Still reeling from the experience of an abrupt layoff of 61 people last week – in which many were told on deadline to vacate the building, many found the idea of “retooling” still a bit hard to swallow.
“I’ve been in the business more or less since I was 12 years old,” said a former Sun editor, Patricia Fanning, following the mini job fair and information session hastily thrown together by the Washington-Baltimore Newspaper Guild.
The one moment? It came when Guild officials announced the plan to withhold their bylines in today’s paper.

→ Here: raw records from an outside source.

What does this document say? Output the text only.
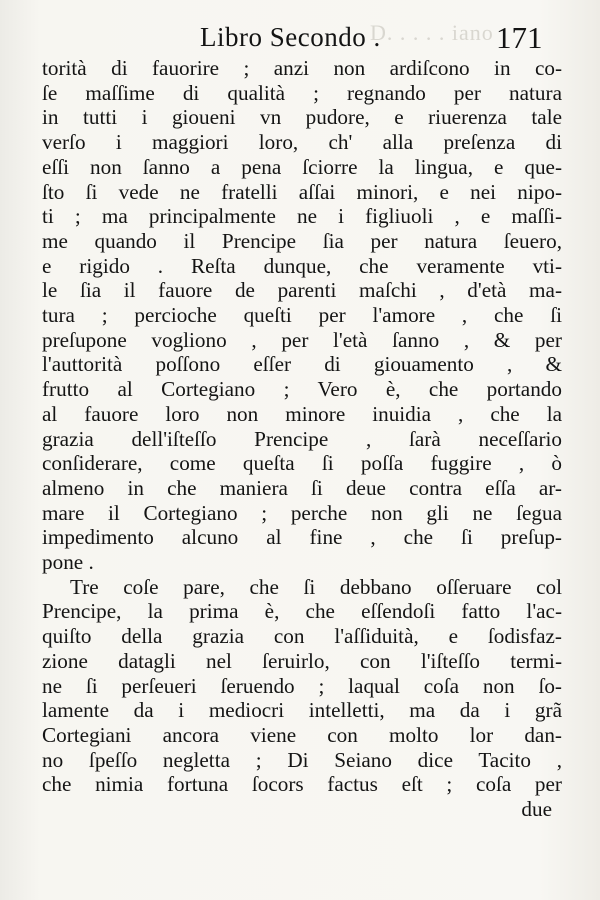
D. . . . . iano
Libro Secondo .	171
torità di fauorire ; anzi non ardiſcono in co-
ſe maſſime di qualità ; regnando per natura
in tutti i gioueni vn pudore, e riuerenza tale
verſo i maggiori loro, ch' alla preſenza di
eſſi non ſanno a pena ſciorre la lingua, e que-
ſto ſi vede ne fratelli aſſai minori, e nei nipo-
ti ; ma principalmente ne i figliuoli , e maſſi-
me quando il Prencipe ſia per natura ſeuero,
e rigido . Reſta dunque, che veramente vti-
le ſia il fauore de parenti maſchi , d'età ma-
tura ; percioche queſti per l'amore , che ſi
preſupone vogliono , per l'età ſanno , & per
l'auttorità poſſono eſſer di giouamento , &
frutto al Cortegiano ; Vero è, che portando
al fauore loro non minore inuidia , che la
grazia dell'iſteſſo Prencipe , ſarà neceſſario
conſiderare, come queſta ſi poſſa fuggire , ò
almeno in che maniera ſi deue contra eſſa ar-
mare il Cortegiano ; perche non gli ne ſegua
impedimento alcuno al fine , che ſi preſup-
pone .
Tre coſe pare, che ſi debbano oſſeruare col
Prencipe, la prima è, che eſſendoſi fatto l'ac-
quiſto della grazia con l'aſſiduità, e ſodisfaz-
zione datagli nel ſeruirlo, con l'iſteſſo termi-
ne ſi perſeueri ſeruendo ; laqual coſa non ſo-
lamente da i mediocri intelletti, ma da i grã
Cortegiani ancora viene con molto lor dan-
no ſpeſſo negletta ; Di Seiano dice Tacito ,
che nimia fortuna ſocors factus eſt ; coſa per
due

A cheer went up around the room — there were whistles, shouts and applause.
“The byline strike is to call attention to the callous way in which reporters and editors, both Guild and non-Guild employees were treated last week,” said Gus Sentementes, a Guild mobilizer, said after the meeting. “It’s not the way a good corporate citizen, running a beloved 172-year-old institution in this city, should treat its most loyal employees.”